Here are a few things being a straight-A student measures: 

  • Your ability to turn in assignments
  • Your ability to memorize large amounts of information 
  • Your ability to take good notes (or make friends with the people who do)

There’s nothing wrong with any of these things, but they are nowhere near the most important ingredients of a successful life or career. 

Here are a few things good grades don’t measure:

  • Creativity
  • Leadership
  • Emotional intelligence

Those are things that textbooks can’t teach and grades can’t measure, but that life rewards. They are far more important to your long-term success than how much you can memorize. 

We tend to focus on what is measured—and grades measure the wrong things, or at least not the most important ones. 

3. It makes you scared of failure

Straight-A students are used to winning consistently. Every test, every quiz, and every report card is another little trophy to add to the collection.

In life, however, you rarely get such consistent validation for your effort. Life is full of failures large and small, and they are a necessary part of trying to achieve anything worthwhile.

But instead of preparing you for life, grades make you afraid to take risks and try new things. They teach you to view failure as a shameful defeat instead of an important part of the learning process. 
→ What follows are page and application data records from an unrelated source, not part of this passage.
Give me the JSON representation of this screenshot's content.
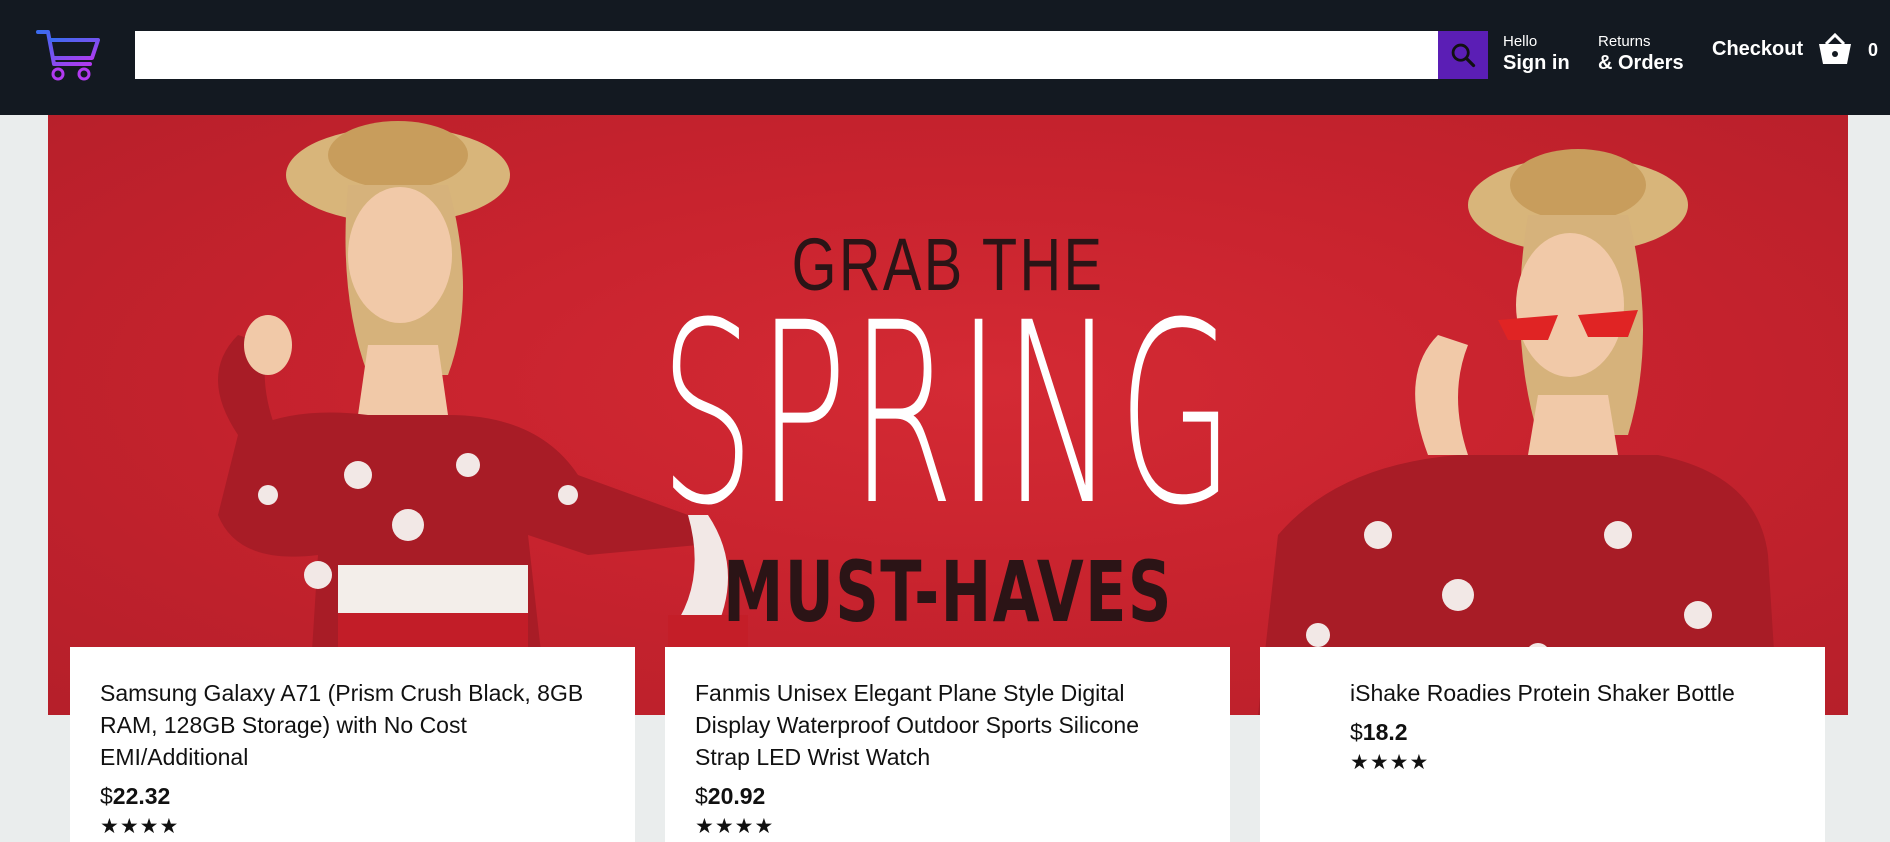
{
  "header": {
    "logo_icon": "shopping-cart-logo",
    "search": {
      "value": "",
      "placeholder": ""
    },
    "signin": {
      "line1": "Hello",
      "line2": "Sign in"
    },
    "orders": {
      "line1": "Returns",
      "line2": "& Orders"
    },
    "checkout_label": "Checkout",
    "basket_icon": "basket-icon",
    "basket_count": "0",
    "search_button_color": "#5b1eb5"
  },
  "banner": {
    "line1": "GRAB THE",
    "line2": "SPRING",
    "line3": "MUST-HAVES",
    "background_color": "#c8232e"
  },
  "products": [
    {
      "title": "Samsung Galaxy A71 (Prism Crush Black, 8GB RAM, 128GB Storage) with No Cost EMI/Additional",
      "currency": "$",
      "price": "22.32",
      "rating": "★★★★"
    },
    {
      "title": "Fanmis Unisex Elegant Plane Style Digital Display Waterproof Outdoor Sports Silicone Strap LED Wrist Watch",
      "currency": "$",
      "price": "20.92",
      "rating": "★★★★"
    },
    {
      "title": "iShake Roadies Protein Shaker Bottle",
      "currency": "$",
      "price": "18.2",
      "rating": "★★★★"
    }
  ]
}
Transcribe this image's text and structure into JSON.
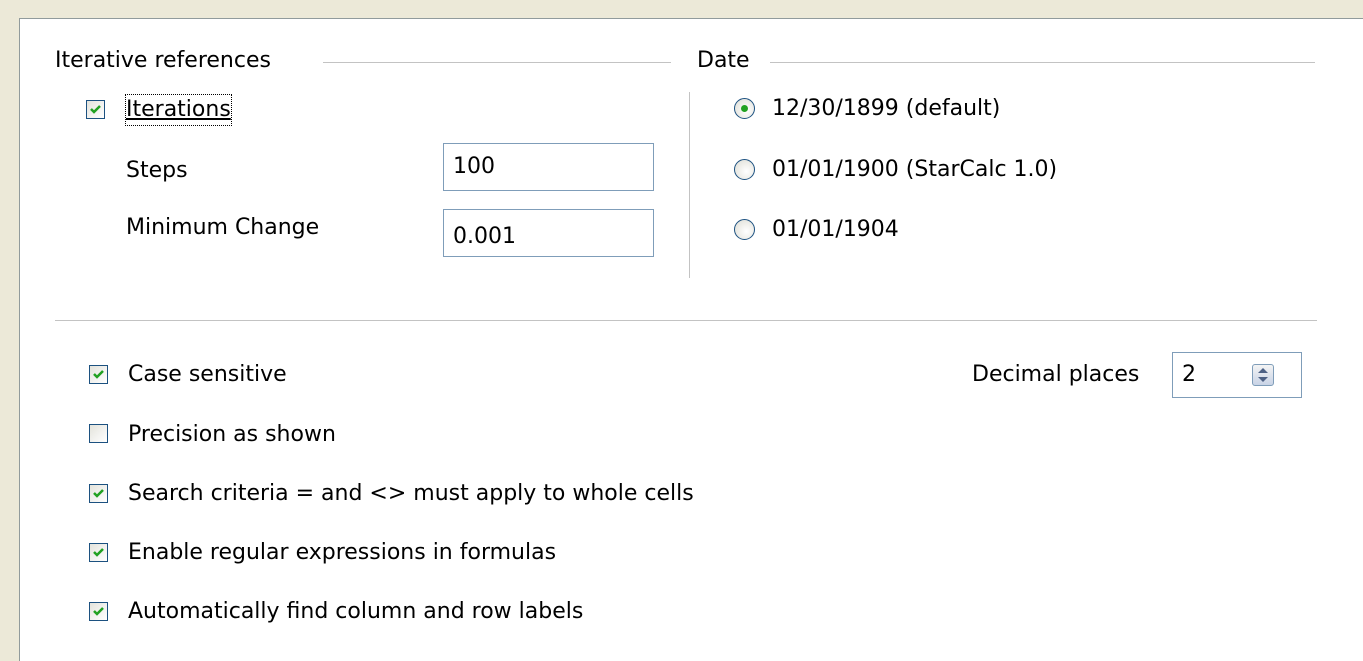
{
  "iterative": {
    "heading": "Iterative references",
    "iterations_label": "Iterations",
    "iterations_checked": true,
    "steps_label": "Steps",
    "steps_value": "100",
    "min_change_label": "Minimum Change",
    "min_change_value": "0.001"
  },
  "date": {
    "heading": "Date",
    "options": [
      {
        "label": "12/30/1899 (default)",
        "selected": true
      },
      {
        "label": "01/01/1900 (StarCalc 1.0)",
        "selected": false
      },
      {
        "label": "01/01/1904",
        "selected": false
      }
    ]
  },
  "options": [
    {
      "label": "Case sensitive",
      "checked": true
    },
    {
      "label": "Precision as shown",
      "checked": false
    },
    {
      "label": "Search criteria = and <> must apply to whole cells",
      "checked": true
    },
    {
      "label": "Enable regular expressions in formulas",
      "checked": true
    },
    {
      "label": "Automatically find column and row labels",
      "checked": true
    }
  ],
  "decimal": {
    "label": "Decimal places",
    "value": "2"
  },
  "colors": {
    "checkmark": "#21a121",
    "border": "#1c5180",
    "field_border": "#7f9db9"
  }
}
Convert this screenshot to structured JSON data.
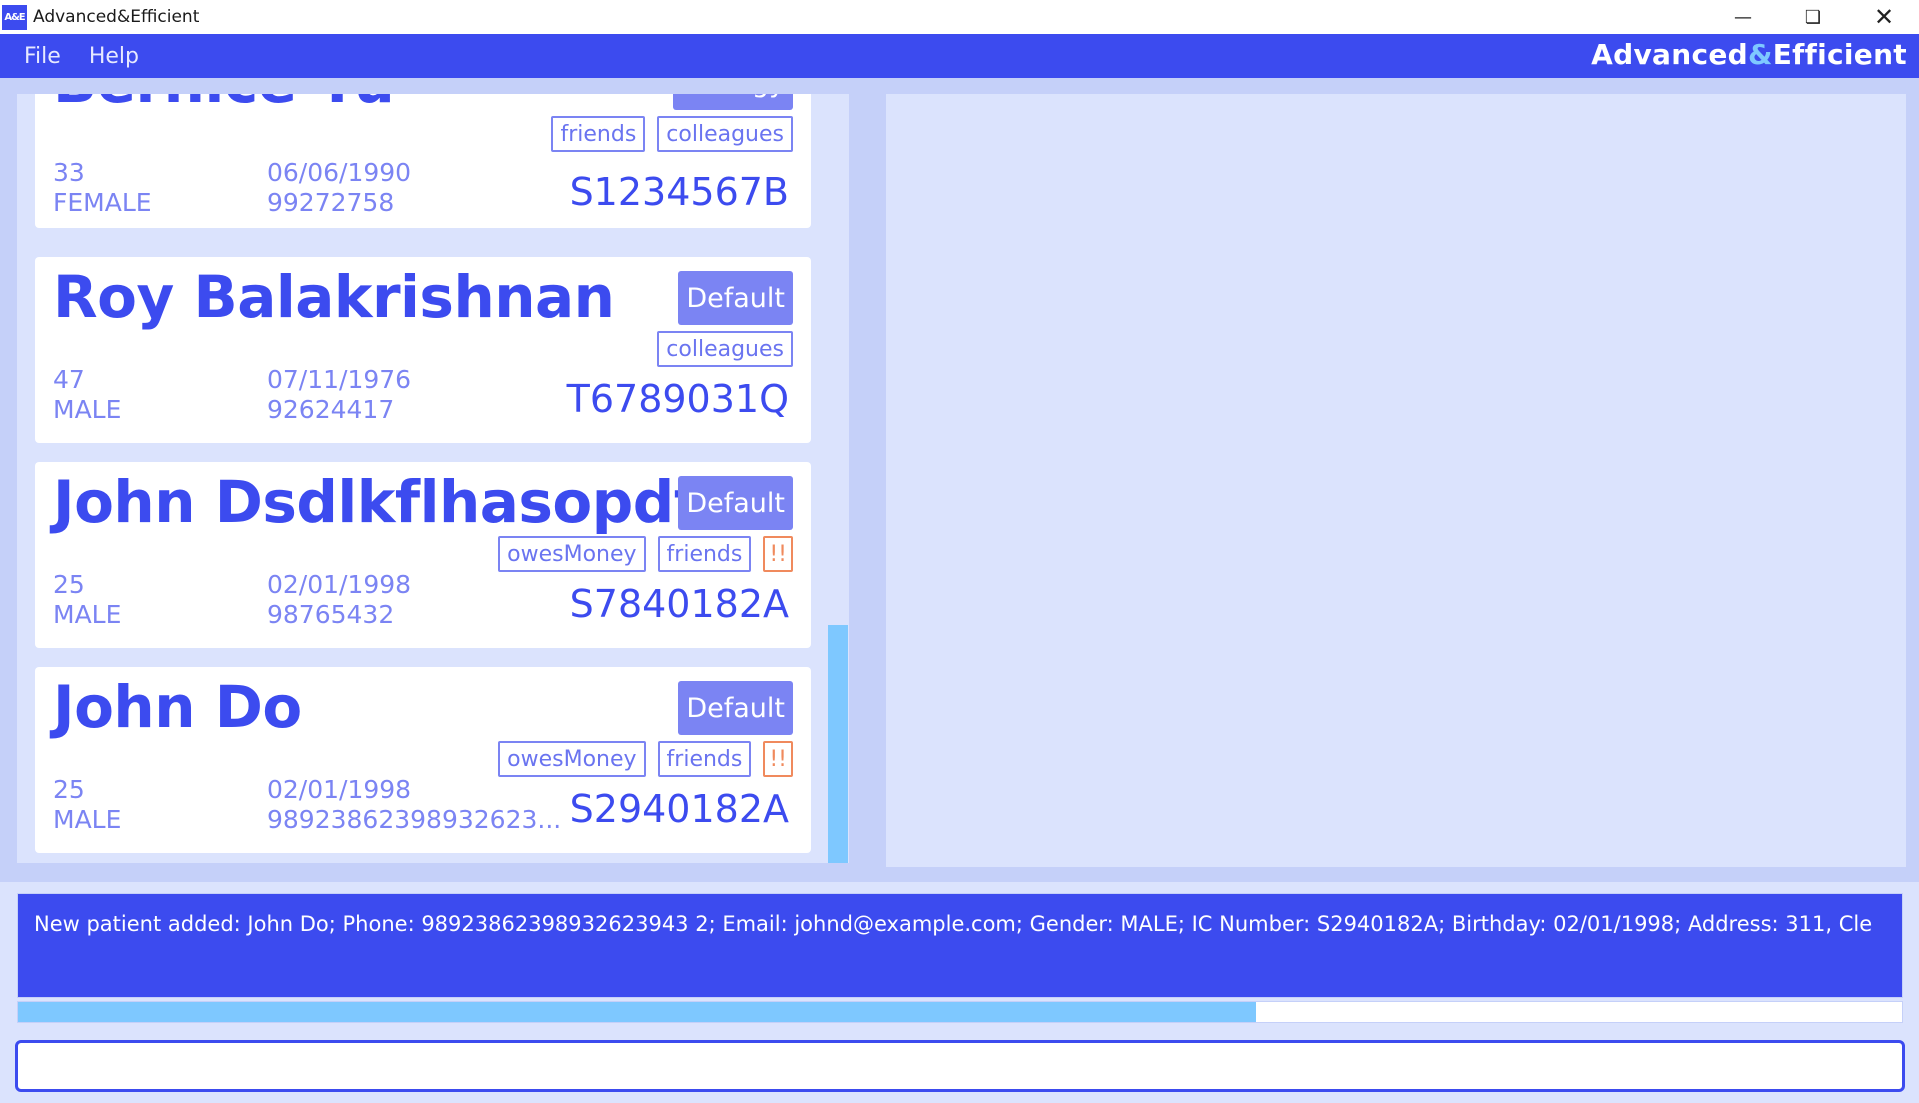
{
  "window": {
    "icon_text": "A&E",
    "title": "Advanced&Efficient",
    "minimize_icon": "minimize-icon",
    "restore_icon": "restore-icon",
    "close_icon": "close-icon"
  },
  "menu": {
    "file": "File",
    "help": "Help",
    "brand_part1": "Advanced",
    "brand_amp": "&",
    "brand_part2": "Efficient"
  },
  "patients": [
    {
      "name": "Bernice Yu",
      "badge": "Urology",
      "tags": [
        "friends",
        "colleagues"
      ],
      "age": "33",
      "gender": "FEMALE",
      "birthday": "06/06/1990",
      "phone": "99272758",
      "ic": "S1234567B"
    },
    {
      "name": "Roy Balakrishnan",
      "badge": "Default",
      "tags": [
        "colleagues"
      ],
      "age": "47",
      "gender": "MALE",
      "birthday": "07/11/1976",
      "phone": "92624417",
      "ic": "T6789031Q"
    },
    {
      "name": "John Dsdlkflhasopdf...",
      "badge": "Default",
      "tags": [
        "owesMoney",
        "friends"
      ],
      "priority": "!!",
      "age": "25",
      "gender": "MALE",
      "birthday": "02/01/1998",
      "phone": "98765432",
      "ic": "S7840182A"
    },
    {
      "name": "John Do",
      "badge": "Default",
      "tags": [
        "owesMoney",
        "friends"
      ],
      "priority": "!!",
      "age": "25",
      "gender": "MALE",
      "birthday": "02/01/1998",
      "phone": "98923862398932623...",
      "ic": "S2940182A"
    }
  ],
  "result": {
    "message": "New patient added: John Do; Phone: 98923862398932623943 2; Email: johnd@example.com; Gender: MALE; IC Number: S2940182A; Birthday: 02/01/1998; Address: 311, Cle",
    "progress": 0.657
  },
  "command": {
    "value": ""
  },
  "colors": {
    "primary": "#3c4bef",
    "accent": "#7ec8ff",
    "tag": "#7b84f3",
    "warning": "#f08a5d",
    "panel": "#dbe3fd"
  }
}
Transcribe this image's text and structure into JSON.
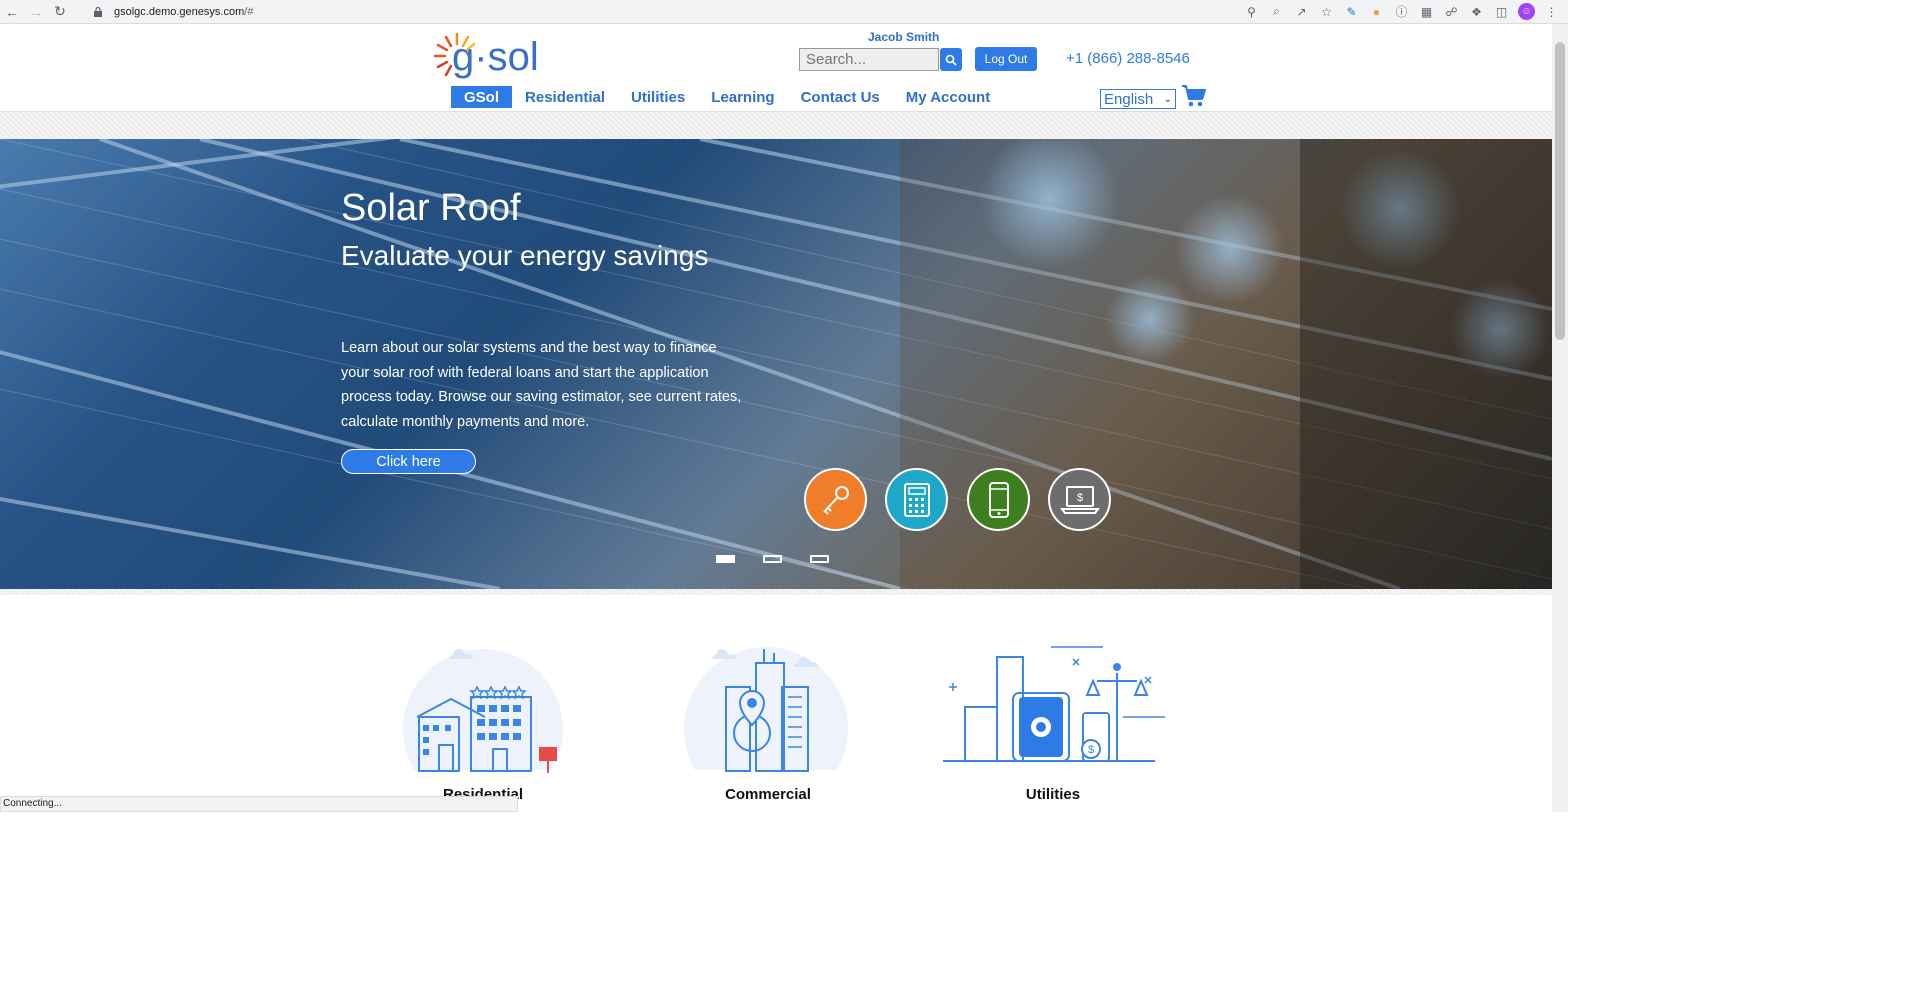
{
  "browser": {
    "url_host": "gsolgc.demo.genesys.com",
    "url_path": "/#",
    "status": "Connecting..."
  },
  "header": {
    "logo": "g·sol",
    "user_name": "Jacob Smith",
    "search_placeholder": "Search...",
    "logout_label": "Log Out",
    "phone": "+1 (866) 288-8546",
    "language": "English"
  },
  "nav": {
    "items": [
      {
        "label": "GSol",
        "active": true
      },
      {
        "label": "Residential"
      },
      {
        "label": "Utilities"
      },
      {
        "label": "Learning"
      },
      {
        "label": "Contact Us"
      },
      {
        "label": "My Account"
      }
    ]
  },
  "hero": {
    "title": "Solar Roof",
    "subtitle": "Evaluate your energy savings",
    "description": "Learn about our solar systems and the best way to finance your solar roof with federal loans and start the application process today. Browse our saving estimator, see current rates, calculate monthly payments and more.",
    "button_label": "Click here",
    "icons": [
      "key-icon",
      "calculator-icon",
      "mobile-phone-icon",
      "laptop-dollar-icon"
    ],
    "slide_count": 3,
    "active_slide": 1
  },
  "categories": [
    {
      "label": "Residential"
    },
    {
      "label": "Commercial"
    },
    {
      "label": "Utilities"
    }
  ],
  "colors": {
    "brand_blue": "#2e7be6",
    "brand_orange": "#f07d2a",
    "cyan": "#1ea7c9",
    "green": "#3d7f1e",
    "gray": "#6d6d6d"
  }
}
Imagine for a moment that you had to get 10 Fs before you could get one A. Fs wouldn’t be seen as such a bad thing, would they? Just a necessary part of getting an A. 

That’s what life is like.

4. It can become your identity

In any area where you are rewarded for performance, success can become your identity. Getting good grades is no different. 

After enough praise from parents, teachers, and other students, your ego can start to revolve around your identity as an academic high achiever. It becomes your source of self-worth, and that’s very unhealthy.

This can lead to intense stress over grades, neglecting your health and relationships, unhappiness, depression, and abusing prescription medication like Adderall and Modafinil as “study drugs”—all very real, very unhealthy side effects of believing your value is based on academic performance.

You matter because of your unique perspectives, experiences, and views. You matter because you are creative. You matter because of what you want to contribute to the world. You don’t matter because of what grades you get.

5. It can make you miss the important things

If grades are your focus, you will likely miss out on a lot of more important things. 

Time spent studying is time you can’t spend doing other things. Things like:

  • Working
  • Volunteering
  • Teaching yourself a skill
  • Staying healthy
  • Traveling
  • Making lifelong friends

These are all things that are more beneficial long term than getting straight As. 

Besides, good grades don’t even guarantee you a good job. There are other, more important things you’ll need to do to get a good job. 

Should you get good grades? 

There is nothing inherently bad about getting good grades—but making grades your primary focus can leave you frustrated and unprepared to succeed after graduation. 

If getting good grades comes easy to you, by all means, do it. But realize that your schoolwork is not teaching you the habits and mindset you’ll need to be successful later. You’ll have to do that on your own, in other ways.

And if getting good grades doesn’t come easy, put in the time you can, but don’t prioritize them over everything else in your life. Realize there are more important things—both personally and professionally—that you should be doing for your future, and spend time doing those things too.

Use your time intentionally, and if that means getting Bs or even a few Cs, that’s okay.